Grzane wino przygotowane przez niego zaczelo wibrowac w glowie... I oboje pozostalismy bierni. Lezac przytuleni do siebie. Do czasu... Zauwazylam, ze on nie zamyka oczu... Patrzyl caly czas na mnie...
- Dobrze sie czujesz?
- Yhm
- Zimno ci?
- Yhm
- Moze sie przykryjemy?
- Nie, bo wtedy usne.
To byl pierwszy raz, kiedy w pokoju panowala kompletna cisza i zapalone bylo swiatlo... Enya cos tam spiewala, ale plyta juz dawno sie skonczyla...
- Nie mam teraz ochoty ani na piwo, ani na frytki.
- Moglabym tu usnac przy tobie i spac az do rana...
- Yhm.
Oboje zaczelismy usypiac. Wtuleni w siebie. On przytulil mnie bardzo mocno, jak by nie chcial mnie juz nigdzie puscic... Nagle zerwal sie.
- Idziemy zrobic frytki.
- Coz za heroiczna decyzja.
- Gdybym polezal tak dalej, to bym usnal.
A wiec jedlismy frytki z majonezem i sluchalismy okropnie smutnej muzyki z filmu Bandyta (kolejna plyta od niego)... Byl jakis nieobecny. Caly czas gladzil moja dlon... W miedzyczasie dzwonil do swojej Ewy...
Im wiecej sie z nim spotykam, tym mniej rozumiem... On nie uzewnetrznia uczuc... Tak jak i ja...
I to "Martwie sie o ciebie" na pozegnanie... Nic juz nie rozumiem... Mam sie poddac?
Stracilam ochote na cokolwiek...
Ktos, kto byl bliski mojemu idealowi stracil wiele w moich oczach i juz tego nie naprawi... Nie chce juz go... Dorosly a nie potrafi zrozumiec najprostszych rzeczy...
Mam ochote cos zniszczyc, wykrzyczec, zrobic cokolwiek aby wyladowac zlosc... Bo szybka jazda samochodem nie pomogla...
Dopadlo mnie cos w rodzaju grypy zoladkowej... Prawie 40 stopni goraczki wczoraj mnie zmoglo... Nie pamietam za duzo z wczorajszego wieczoru, a w nocy mialam koszmary... Cala noc i caly dzien wymiotowalam...

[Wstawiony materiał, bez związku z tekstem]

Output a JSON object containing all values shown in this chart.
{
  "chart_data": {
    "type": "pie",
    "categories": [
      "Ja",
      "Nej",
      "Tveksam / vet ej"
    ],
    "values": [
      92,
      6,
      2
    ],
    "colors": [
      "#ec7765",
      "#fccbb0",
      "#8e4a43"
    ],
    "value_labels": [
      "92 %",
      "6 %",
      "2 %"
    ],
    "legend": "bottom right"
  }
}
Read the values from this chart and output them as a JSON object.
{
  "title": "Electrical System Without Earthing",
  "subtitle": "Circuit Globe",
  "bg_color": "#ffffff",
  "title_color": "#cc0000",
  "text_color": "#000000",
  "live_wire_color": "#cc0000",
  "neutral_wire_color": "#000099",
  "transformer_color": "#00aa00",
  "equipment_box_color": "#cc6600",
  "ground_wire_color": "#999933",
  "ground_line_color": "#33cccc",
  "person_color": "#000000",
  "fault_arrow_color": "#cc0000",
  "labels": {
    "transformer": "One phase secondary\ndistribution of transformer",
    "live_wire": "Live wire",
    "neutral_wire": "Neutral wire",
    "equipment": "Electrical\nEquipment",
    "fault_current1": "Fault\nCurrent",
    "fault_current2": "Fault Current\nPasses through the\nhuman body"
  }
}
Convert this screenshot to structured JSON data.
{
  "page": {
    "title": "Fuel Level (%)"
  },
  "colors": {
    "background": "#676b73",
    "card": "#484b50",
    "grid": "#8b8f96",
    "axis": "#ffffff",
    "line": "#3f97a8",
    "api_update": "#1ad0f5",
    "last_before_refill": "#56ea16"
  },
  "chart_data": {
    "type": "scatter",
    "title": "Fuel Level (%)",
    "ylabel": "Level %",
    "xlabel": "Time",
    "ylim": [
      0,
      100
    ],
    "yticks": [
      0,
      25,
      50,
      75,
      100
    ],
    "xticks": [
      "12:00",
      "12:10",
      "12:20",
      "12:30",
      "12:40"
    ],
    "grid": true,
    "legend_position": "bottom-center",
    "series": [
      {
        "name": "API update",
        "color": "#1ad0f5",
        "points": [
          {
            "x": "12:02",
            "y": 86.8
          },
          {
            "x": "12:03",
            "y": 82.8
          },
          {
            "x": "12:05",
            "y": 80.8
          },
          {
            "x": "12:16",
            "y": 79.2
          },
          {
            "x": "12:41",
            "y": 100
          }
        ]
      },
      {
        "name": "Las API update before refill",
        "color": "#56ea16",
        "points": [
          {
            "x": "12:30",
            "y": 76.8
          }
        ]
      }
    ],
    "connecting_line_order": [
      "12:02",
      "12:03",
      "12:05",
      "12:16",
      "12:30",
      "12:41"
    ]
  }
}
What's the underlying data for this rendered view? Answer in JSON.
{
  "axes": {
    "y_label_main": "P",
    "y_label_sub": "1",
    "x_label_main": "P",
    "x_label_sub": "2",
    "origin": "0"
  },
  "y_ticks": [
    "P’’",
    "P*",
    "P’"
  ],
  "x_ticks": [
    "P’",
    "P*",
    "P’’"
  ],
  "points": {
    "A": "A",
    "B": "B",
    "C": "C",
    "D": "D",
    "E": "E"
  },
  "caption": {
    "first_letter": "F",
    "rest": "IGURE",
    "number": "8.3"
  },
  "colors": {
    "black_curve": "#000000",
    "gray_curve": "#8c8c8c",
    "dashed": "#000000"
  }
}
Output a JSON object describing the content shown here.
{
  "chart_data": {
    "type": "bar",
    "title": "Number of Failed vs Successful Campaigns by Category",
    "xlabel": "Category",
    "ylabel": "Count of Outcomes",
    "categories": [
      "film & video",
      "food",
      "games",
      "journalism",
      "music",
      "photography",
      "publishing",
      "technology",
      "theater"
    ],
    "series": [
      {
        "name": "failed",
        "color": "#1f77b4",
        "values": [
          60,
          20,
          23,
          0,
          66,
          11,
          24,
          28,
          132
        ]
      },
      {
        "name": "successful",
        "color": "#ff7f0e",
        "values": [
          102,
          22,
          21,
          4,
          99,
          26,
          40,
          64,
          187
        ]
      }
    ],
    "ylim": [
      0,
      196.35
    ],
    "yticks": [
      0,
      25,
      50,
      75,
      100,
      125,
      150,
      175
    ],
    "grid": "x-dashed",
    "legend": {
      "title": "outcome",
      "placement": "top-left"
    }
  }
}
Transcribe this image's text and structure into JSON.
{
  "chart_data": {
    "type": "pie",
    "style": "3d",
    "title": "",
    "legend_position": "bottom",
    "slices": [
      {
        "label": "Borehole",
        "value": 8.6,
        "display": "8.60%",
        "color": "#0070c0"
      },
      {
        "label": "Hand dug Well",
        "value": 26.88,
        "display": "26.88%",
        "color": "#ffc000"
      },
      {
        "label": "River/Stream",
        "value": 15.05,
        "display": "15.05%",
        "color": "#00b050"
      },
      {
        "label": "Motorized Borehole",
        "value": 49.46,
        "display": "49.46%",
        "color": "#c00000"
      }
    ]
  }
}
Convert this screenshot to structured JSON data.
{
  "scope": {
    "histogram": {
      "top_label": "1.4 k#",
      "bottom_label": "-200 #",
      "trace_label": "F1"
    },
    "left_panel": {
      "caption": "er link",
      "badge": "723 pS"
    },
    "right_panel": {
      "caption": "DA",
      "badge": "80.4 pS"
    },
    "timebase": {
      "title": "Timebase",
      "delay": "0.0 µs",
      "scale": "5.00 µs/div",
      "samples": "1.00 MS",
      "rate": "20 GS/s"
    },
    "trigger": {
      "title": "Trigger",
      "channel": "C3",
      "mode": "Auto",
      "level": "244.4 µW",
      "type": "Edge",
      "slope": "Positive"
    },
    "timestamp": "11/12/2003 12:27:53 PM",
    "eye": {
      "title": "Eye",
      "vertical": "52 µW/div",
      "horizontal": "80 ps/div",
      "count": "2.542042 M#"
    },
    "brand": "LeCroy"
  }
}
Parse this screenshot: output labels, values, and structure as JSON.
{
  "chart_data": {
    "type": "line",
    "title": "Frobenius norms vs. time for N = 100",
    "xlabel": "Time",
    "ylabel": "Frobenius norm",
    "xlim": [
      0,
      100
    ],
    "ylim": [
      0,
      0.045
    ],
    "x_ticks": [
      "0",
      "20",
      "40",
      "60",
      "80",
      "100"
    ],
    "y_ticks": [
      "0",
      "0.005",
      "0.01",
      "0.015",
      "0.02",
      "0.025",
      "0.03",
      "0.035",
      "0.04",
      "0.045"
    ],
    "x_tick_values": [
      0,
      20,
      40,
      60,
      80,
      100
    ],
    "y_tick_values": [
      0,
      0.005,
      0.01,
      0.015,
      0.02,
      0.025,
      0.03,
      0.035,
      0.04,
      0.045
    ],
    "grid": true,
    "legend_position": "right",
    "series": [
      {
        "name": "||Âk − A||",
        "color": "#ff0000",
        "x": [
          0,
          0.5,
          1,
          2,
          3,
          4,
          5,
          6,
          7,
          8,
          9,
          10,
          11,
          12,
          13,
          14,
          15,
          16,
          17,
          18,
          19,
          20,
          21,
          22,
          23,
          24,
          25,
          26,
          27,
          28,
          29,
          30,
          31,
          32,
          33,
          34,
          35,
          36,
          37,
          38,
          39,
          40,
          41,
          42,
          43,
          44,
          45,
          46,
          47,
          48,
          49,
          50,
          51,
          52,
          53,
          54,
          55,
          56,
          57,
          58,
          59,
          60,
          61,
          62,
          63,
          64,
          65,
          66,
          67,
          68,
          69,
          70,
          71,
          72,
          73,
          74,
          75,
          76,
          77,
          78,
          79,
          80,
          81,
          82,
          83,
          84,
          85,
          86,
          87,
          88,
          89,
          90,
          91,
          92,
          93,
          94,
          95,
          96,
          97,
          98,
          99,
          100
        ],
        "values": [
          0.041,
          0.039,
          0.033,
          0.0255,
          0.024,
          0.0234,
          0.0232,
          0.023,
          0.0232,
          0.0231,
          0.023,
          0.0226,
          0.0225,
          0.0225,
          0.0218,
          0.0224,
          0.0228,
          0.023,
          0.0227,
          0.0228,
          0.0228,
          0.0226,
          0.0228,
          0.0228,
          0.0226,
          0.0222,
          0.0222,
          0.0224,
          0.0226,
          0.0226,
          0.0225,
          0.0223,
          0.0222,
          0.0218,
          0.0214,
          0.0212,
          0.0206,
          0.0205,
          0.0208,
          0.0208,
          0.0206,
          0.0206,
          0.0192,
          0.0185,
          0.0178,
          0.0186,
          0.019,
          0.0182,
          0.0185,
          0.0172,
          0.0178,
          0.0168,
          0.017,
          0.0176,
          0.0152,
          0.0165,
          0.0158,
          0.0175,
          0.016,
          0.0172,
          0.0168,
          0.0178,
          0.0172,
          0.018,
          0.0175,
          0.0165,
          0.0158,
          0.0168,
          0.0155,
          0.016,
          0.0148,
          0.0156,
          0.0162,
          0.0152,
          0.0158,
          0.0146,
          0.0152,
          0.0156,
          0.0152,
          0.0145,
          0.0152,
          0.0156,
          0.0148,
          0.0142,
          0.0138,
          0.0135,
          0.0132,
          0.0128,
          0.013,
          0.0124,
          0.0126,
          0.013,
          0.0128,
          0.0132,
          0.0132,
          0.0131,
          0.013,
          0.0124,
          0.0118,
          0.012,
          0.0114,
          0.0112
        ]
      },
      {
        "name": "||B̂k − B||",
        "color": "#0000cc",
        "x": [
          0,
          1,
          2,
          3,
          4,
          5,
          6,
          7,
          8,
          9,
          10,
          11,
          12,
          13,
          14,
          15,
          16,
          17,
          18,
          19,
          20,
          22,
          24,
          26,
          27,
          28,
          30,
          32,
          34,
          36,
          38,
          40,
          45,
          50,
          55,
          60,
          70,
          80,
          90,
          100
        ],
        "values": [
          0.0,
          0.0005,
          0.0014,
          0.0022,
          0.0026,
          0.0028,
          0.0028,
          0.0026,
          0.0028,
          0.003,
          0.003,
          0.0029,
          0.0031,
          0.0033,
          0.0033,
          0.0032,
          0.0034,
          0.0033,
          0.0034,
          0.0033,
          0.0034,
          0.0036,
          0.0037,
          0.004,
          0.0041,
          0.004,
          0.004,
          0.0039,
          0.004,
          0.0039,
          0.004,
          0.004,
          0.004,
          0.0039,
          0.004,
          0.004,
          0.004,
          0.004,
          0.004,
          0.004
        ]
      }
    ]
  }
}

"Bolalo tak, ze mialo sie ochote umrzec, a potem nastal lek przed smiercia..."
Chyba znow mam goraczke...
Ja: a kim ja dla Ciebie
On: nie zastanawiaj się... po prostu bądź....
Wojownik stanowczo za czesto uzywa slowa "my" "nas" oraz mowi o mnie jak o czyms, co jest "jego"....
Ja: chcesz zeby dalej bylo tak jak jest?
On: dziwne pytanie.... jeżeli nie chciałbym, to juz dawno by nas nie było...
On: kontynuując.... tak własnie.... nie bardzo się tym przejmuje, bo wiem, że to tylko próba... i staram się zachowywać, jakby nigdy nic...
Ja: a jak by okazalo sie, ze to jednak nie proba?
On: nie, nie okazałałoby się....
Ja: bo...?
On: jeżeli się rozstaniemy, to nie w atmosferze wymówek i pretensji...
Ja: tak myslisz?
On: ale w zrozumieniu sytuacji.... tak, tak myslę...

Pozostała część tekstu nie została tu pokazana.